Middle East sources have expressed increasing concern that developments in Libya, Egypt, Tunisia, Syria and potentially in Lebanon may  “balkanize” the Arab countries. They say the impact would work in Israel’s favor “to keep Arab states in a perpetual state of instability and weakness.”

“The primary objective is to weaken the Arab states of North Africa which, if they ever united, would represent a potential threat to Israeli and Western interests,” according to Walid Hassan, a professor of international law at Pharos University in Alexandria, Egypt.

Egyptian analysts point to recent developments in neighboring Libya, which could lead to a civil war that would break up the North African country into two warring parts.

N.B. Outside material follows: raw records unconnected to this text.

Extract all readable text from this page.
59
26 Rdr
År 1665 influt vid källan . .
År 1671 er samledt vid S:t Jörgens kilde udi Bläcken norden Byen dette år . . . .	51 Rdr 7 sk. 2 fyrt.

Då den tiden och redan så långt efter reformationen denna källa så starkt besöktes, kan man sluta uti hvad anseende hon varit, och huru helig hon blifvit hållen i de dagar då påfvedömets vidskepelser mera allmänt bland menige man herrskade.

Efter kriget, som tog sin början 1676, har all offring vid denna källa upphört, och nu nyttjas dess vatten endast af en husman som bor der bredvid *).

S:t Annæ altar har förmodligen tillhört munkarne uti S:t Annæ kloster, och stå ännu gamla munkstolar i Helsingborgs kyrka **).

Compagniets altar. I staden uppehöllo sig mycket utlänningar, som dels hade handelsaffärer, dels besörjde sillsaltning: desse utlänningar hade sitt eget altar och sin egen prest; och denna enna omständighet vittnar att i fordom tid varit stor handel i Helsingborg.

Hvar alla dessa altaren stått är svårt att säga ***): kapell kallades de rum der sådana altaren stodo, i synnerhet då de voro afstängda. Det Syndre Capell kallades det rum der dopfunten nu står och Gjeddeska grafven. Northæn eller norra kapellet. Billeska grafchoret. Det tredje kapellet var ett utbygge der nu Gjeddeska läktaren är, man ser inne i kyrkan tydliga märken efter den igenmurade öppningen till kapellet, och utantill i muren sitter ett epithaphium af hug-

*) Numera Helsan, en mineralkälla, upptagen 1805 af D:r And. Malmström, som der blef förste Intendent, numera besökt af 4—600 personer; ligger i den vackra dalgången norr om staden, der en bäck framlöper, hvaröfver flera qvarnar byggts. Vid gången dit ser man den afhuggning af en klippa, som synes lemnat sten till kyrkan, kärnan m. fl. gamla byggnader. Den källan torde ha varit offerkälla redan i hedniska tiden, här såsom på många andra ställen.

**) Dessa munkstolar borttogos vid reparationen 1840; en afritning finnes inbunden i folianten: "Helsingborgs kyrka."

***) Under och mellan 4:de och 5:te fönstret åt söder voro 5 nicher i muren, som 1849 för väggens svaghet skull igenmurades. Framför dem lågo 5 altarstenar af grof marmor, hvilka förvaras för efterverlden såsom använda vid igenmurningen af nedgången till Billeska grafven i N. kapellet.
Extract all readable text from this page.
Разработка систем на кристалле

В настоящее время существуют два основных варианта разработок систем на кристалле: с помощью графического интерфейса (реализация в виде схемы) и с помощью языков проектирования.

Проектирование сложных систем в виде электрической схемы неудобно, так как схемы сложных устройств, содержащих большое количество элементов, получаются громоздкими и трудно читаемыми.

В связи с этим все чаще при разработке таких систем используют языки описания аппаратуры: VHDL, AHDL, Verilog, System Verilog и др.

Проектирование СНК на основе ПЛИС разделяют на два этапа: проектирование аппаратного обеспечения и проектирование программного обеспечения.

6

With Libya split, analysts say, leader Moammar Gadhafi could stay in the west and the revolutionary government loyal to Western interests would control the east, which has much of Libya’s oil production. Gaddafi in turn would use the western portion from which to launch attacks at the east.

With such a preoccupation, Libya would be less of a threat to Israel and Western interests, which would then have access to the oil-rich portion of the country.

Because bombing by countries of the North Atlantic Treaty Organization to date has failed to get rid of Gadhafi, Middle East observers have begun to question Western motives.

“The Western campaign against Libya wasn’t undertaken to protect human rights or foster democracy,” said Mohamed al-Sakhawi, who heads Egypt’s Arabic Unity Party.
“It was launched with the aim of breaking Libya up politically so as to prevent the unification of three revolutionary Arab states – Egypt, Libya and Tunisia – which together might pose a threat to Israeli regional dominance.”